If I attempt to modify the elasticsearch.yml and comment out network.host: 10.191.5.42
, I get a different error:
[2017-10-10T14:55:00,659][INFO ][o.e.d.z.ZenDiscovery ] [elkserver-prod-node03] failed to send join request to master [{elkserver-prod-node02}{7mM4RuPsTXOoafvHNfPHWA}{lPgPb2yrR6m5klEgksa0yQ}{10.191.4.62}{10.191.4.62:9300}{ml.max_open_jobs=10, box_type=warm, ml.enabled=true, tag=warm}], reason [RemoteTransportException[[elkserver-prod-node02][10.191.4.62:9300][internal:discovery/zen/join]]; nested: ConnectTransportException[[elkserver-prod-node03][127.0.0.1:9300] handshake failed. unexpected remote node {elkserver-prod-node02}{7mM4RuPsTXOoafvHNfPHWA}{lPgPb2yrR6m5klEgksa0yQ}{10.191.4.62}{10.191.4.62:9300}{ml.max_open_jobs=10, box_type=warm, ml.enabled=true, tag=warm}]; ]

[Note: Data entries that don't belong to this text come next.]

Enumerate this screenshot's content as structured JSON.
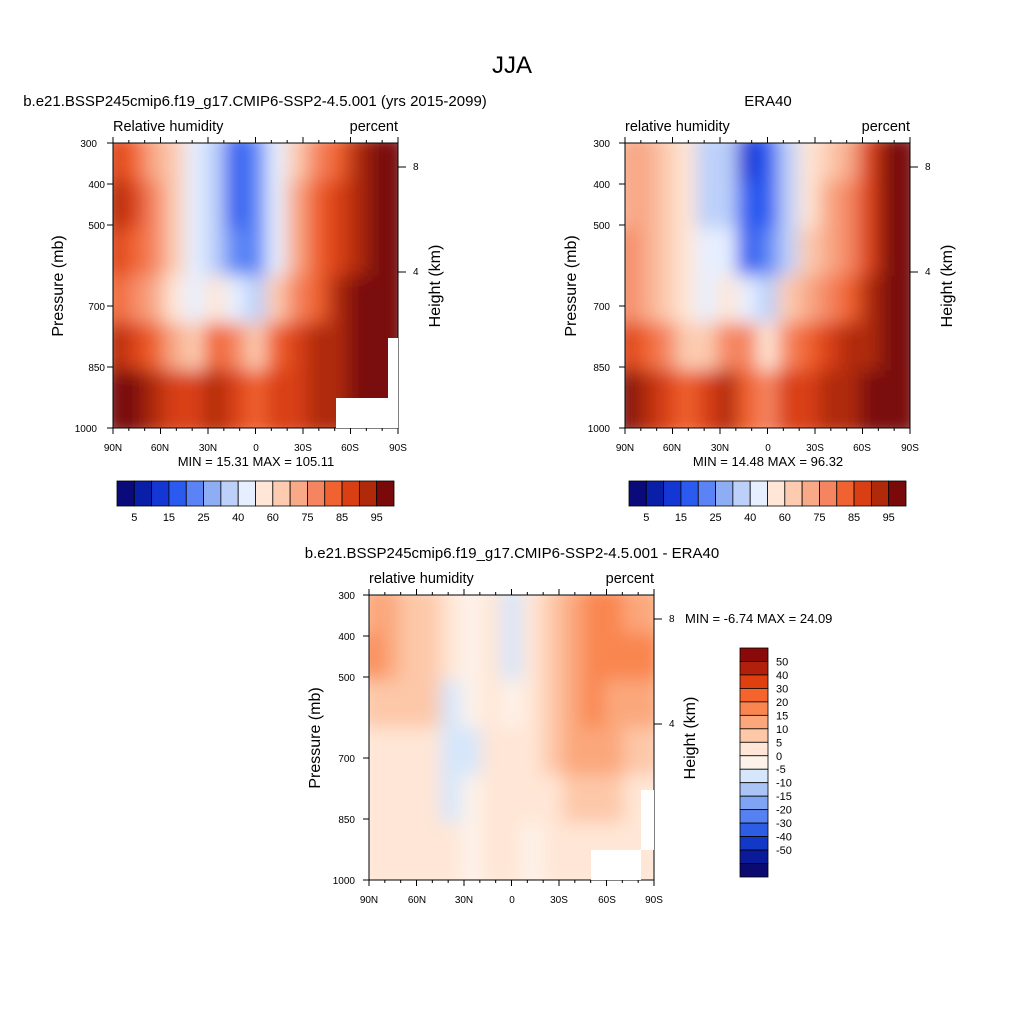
{
  "figure": {
    "title": "JJA"
  },
  "panels": [
    {
      "id": "model",
      "header": "b.e21.BSSP245cmip6.f19_g17.CMIP6-SSP2-4.5.001 (yrs 2015-2099)",
      "left_label": "Relative humidity",
      "right_label": "percent",
      "ylabel": "Pressure (mb)",
      "ylabel_right": "Height (km)",
      "stats": "MIN =  15.31  MAX = 105.11",
      "x_ticks": [
        "90N",
        "60N",
        "30N",
        "0",
        "30S",
        "60S",
        "90S"
      ],
      "y_ticks": [
        "300",
        "400",
        "500",
        "700",
        "850",
        "1000"
      ],
      "height_ticks": [
        "8",
        "4"
      ],
      "colorbar_labels": [
        "5",
        "15",
        "25",
        "40",
        "60",
        "75",
        "85",
        "95"
      ]
    },
    {
      "id": "obs",
      "header": "ERA40",
      "left_label": "relative humidity",
      "right_label": "percent",
      "ylabel": "Pressure (mb)",
      "ylabel_right": "Height (km)",
      "stats": "MIN =  14.48  MAX =  96.32",
      "x_ticks": [
        "90N",
        "60N",
        "30N",
        "0",
        "30S",
        "60S",
        "90S"
      ],
      "y_ticks": [
        "300",
        "400",
        "500",
        "700",
        "850",
        "1000"
      ],
      "height_ticks": [
        "8",
        "4"
      ],
      "colorbar_labels": [
        "5",
        "15",
        "25",
        "40",
        "60",
        "75",
        "85",
        "95"
      ]
    },
    {
      "id": "diff",
      "header": "b.e21.BSSP245cmip6.f19_g17.CMIP6-SSP2-4.5.001 - ERA40",
      "left_label": "relative humidity",
      "right_label": "percent",
      "ylabel": "Pressure (mb)",
      "ylabel_right": "Height (km)",
      "stats": "MIN =  -6.74  MAX =  24.09",
      "x_ticks": [
        "90N",
        "60N",
        "30N",
        "0",
        "30S",
        "60S",
        "90S"
      ],
      "y_ticks": [
        "300",
        "400",
        "500",
        "700",
        "850",
        "1000"
      ],
      "height_ticks": [
        "8",
        "4"
      ],
      "colorbar_labels": [
        "50",
        "40",
        "30",
        "20",
        "15",
        "10",
        "5",
        "0",
        "-5",
        "-10",
        "-15",
        "-20",
        "-30",
        "-40",
        "-50"
      ]
    }
  ],
  "colors": {
    "rh_scale": [
      "#0a0a7a",
      "#0a1fa8",
      "#1436d4",
      "#2a5af0",
      "#5a84f5",
      "#8fadf5",
      "#bcd0fa",
      "#e6efff",
      "#ffe6d6",
      "#fccbb0",
      "#f8a987",
      "#f58561",
      "#f0622f",
      "#d93f12",
      "#b02a0a",
      "#7a0a0a"
    ],
    "diff_scale": [
      "#8a0a0a",
      "#b0200a",
      "#e0400f",
      "#f5642c",
      "#f98650",
      "#fba77b",
      "#fdc8a8",
      "#ffe6d6",
      "#fdf3ea",
      "#d6e6fb",
      "#a9c4f5",
      "#7fa4f3",
      "#5582f0",
      "#2d5de5",
      "#1238c8",
      "#0a1a9a",
      "#0a0a70"
    ]
  },
  "chart_data": [
    {
      "type": "heatmap",
      "title": "b.e21.BSSP245cmip6.f19_g17.CMIP6-SSP2-4.5.001 (yrs 2015-2099)",
      "xlabel": "",
      "ylabel": "Pressure (mb)",
      "x": [
        "90N",
        "60N",
        "30N",
        "0",
        "30S",
        "60S",
        "90S"
      ],
      "y": [
        300,
        400,
        500,
        700,
        850,
        1000
      ],
      "levels": [
        5,
        10,
        15,
        20,
        25,
        30,
        40,
        50,
        60,
        65,
        70,
        75,
        80,
        85,
        90,
        95
      ],
      "min": 15.31,
      "max": 105.11,
      "values": [
        [
          80,
          75,
          65,
          60,
          40,
          30,
          15,
          20,
          40,
          60,
          70,
          75,
          85,
          95
        ],
        [
          85,
          80,
          70,
          60,
          45,
          35,
          15,
          20,
          45,
          65,
          75,
          80,
          85,
          95
        ],
        [
          80,
          78,
          70,
          60,
          45,
          35,
          20,
          22,
          45,
          65,
          75,
          82,
          88,
          95
        ],
        [
          75,
          70,
          65,
          55,
          40,
          55,
          45,
          35,
          60,
          70,
          78,
          85,
          90,
          95
        ],
        [
          85,
          80,
          75,
          65,
          60,
          75,
          70,
          60,
          75,
          80,
          85,
          88,
          90,
          95
        ],
        [
          95,
          90,
          85,
          80,
          80,
          85,
          80,
          75,
          80,
          82,
          85,
          88,
          92,
          95
        ]
      ]
    },
    {
      "type": "heatmap",
      "title": "ERA40",
      "xlabel": "",
      "ylabel": "Pressure (mb)",
      "x": [
        "90N",
        "60N",
        "30N",
        "0",
        "30S",
        "60S",
        "90S"
      ],
      "y": [
        300,
        400,
        500,
        700,
        850,
        1000
      ],
      "levels": [
        5,
        10,
        15,
        20,
        25,
        30,
        40,
        50,
        60,
        65,
        70,
        75,
        80,
        85,
        90,
        95
      ],
      "min": 14.48,
      "max": 96.32,
      "values": [
        [
          65,
          65,
          60,
          50,
          30,
          30,
          10,
          15,
          35,
          55,
          60,
          65,
          80,
          90
        ],
        [
          65,
          65,
          60,
          50,
          35,
          35,
          15,
          15,
          35,
          55,
          65,
          70,
          80,
          90
        ],
        [
          70,
          65,
          60,
          50,
          40,
          40,
          15,
          20,
          35,
          60,
          65,
          70,
          80,
          90
        ],
        [
          70,
          65,
          60,
          50,
          40,
          50,
          40,
          30,
          60,
          65,
          70,
          75,
          85,
          90
        ],
        [
          80,
          75,
          70,
          60,
          60,
          70,
          70,
          55,
          70,
          75,
          80,
          85,
          85,
          90
        ],
        [
          90,
          85,
          80,
          75,
          80,
          85,
          75,
          70,
          80,
          80,
          85,
          85,
          90,
          95
        ]
      ]
    },
    {
      "type": "heatmap",
      "title": "b.e21.BSSP245cmip6.f19_g17.CMIP6-SSP2-4.5.001 - ERA40",
      "xlabel": "",
      "ylabel": "Pressure (mb)",
      "x": [
        "90N",
        "60N",
        "30N",
        "0",
        "30S",
        "60S",
        "90S"
      ],
      "y": [
        300,
        400,
        500,
        700,
        850,
        1000
      ],
      "levels": [
        -50,
        -40,
        -30,
        -20,
        -15,
        -10,
        -5,
        0,
        5,
        10,
        15,
        20,
        30,
        40,
        50
      ],
      "min": -6.74,
      "max": 24.09,
      "values": [
        [
          15,
          15,
          10,
          10,
          5,
          0,
          5,
          -5,
          5,
          10,
          15,
          20,
          20,
          15
        ],
        [
          20,
          15,
          10,
          10,
          5,
          0,
          5,
          -5,
          5,
          10,
          15,
          20,
          20,
          20
        ],
        [
          10,
          10,
          10,
          10,
          -5,
          0,
          5,
          0,
          5,
          10,
          15,
          20,
          15,
          15
        ],
        [
          5,
          5,
          5,
          5,
          -5,
          -5,
          5,
          5,
          5,
          10,
          15,
          15,
          15,
          10
        ],
        [
          5,
          5,
          5,
          5,
          -5,
          0,
          5,
          5,
          5,
          5,
          10,
          10,
          10,
          5
        ],
        [
          5,
          5,
          5,
          5,
          5,
          0,
          5,
          5,
          0,
          5,
          5,
          5,
          5,
          5
        ]
      ]
    }
  ]
}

And the node still doesn't join.. Any ideas?
My warm elasticsearch.yml:
cluster.name: ELK-CLUSTER
#
node.name: wbu2-elkserver-prod-node03
#
node.master: false
node.data: true
node.ingest: false
#
node.attr.box_type: warm
node.attr.tag: warm
#
path.data: /elasticsearch/warm/data
path.logs: /elasticsearch/warm/logs
#
bootstrap.memory_lock: true
#
network.host: 10.191.5.42
network.bind_host: 0.0.0.0
discovery.zen.ping.unicast.hosts: ["wbu2-elkserver-prod-node01.mydomain","elkserver-prod-node02.mydomain","elkserver-prod-node03.mydomain","elkserver-prod-node03.mydomain:9301","elkserver-prod-node04.mydomain","elkserver-prod-node04.mydomain:9301","elkserver-prod-node05.mydomain","elkserver-prod-node06.mydomain","elkserver-prod-node07.mydomain","elkserver-prod-node08.mydomain","elkserver-prod-node10.mydomain","elkserver-prod-node11.mydomain","elkserver-prod-node11.mydomain:9301","gpuserver-prod-node02.mydomain"]
#
discovery.zen.minimum_master_nodes: 2
gateway.recover_after_nodes: 5
#
xpack.security.enabled: false
My hot elasticsearch.yml:
cluster.name: ELK-CLUSTER
#
node.name: elkserver-prod-node03-hot
#
node.master: false
node.data: true
node.ingest: false
#
node.attr.box_type: hot
#
path.data: /elasticsearch/hot/data/
path.logs: /elasticsearch/warm/logs/hot/
#
network.host: 10.191.5.42
network.bind_host: 0.0.0.0
Most concerning of all -- the master node is completely freaking out with log messages:
[2017-10-10T15:13:12,082][WARN ][o.e.g.GatewayAllocator$InternalReplicaShardAllocator] [elkserver-prod-node02] [nginx-2017.08.14s][0]: failed to list shard for shard_store on node [cW3TmEVIShSGxkCA8_zRew]
org.elasticsearch.action.FailedNodeException: Failed node [cW3TmEVIShSGxkCA8_zRew]....
.
.
.
Caused by: java.io.FileNotFoundException: no segments* file found in store(mmapfs(/elasticsearch/warm/data/nodes/0/indices/qrGQNPRBSjqWBG92jW-GgQ/0/index)): files: [recovery.AV8H6oCofOIfywKhusjN._0.dii, recovery.AV8H6oCofOIfywKhusjN._0.dim, recovery.AV8H6oCofOIfywKhusjN._0.fdx, recovery.AV8H6oCofOIfywKhusjN._0.fnm....
Which is likely referencing the shrunk shards, which I shrunk last week. Those shards are on node03 warm, which is refusing to connect.
Any ideas at all? I'm at my wits-end on this one.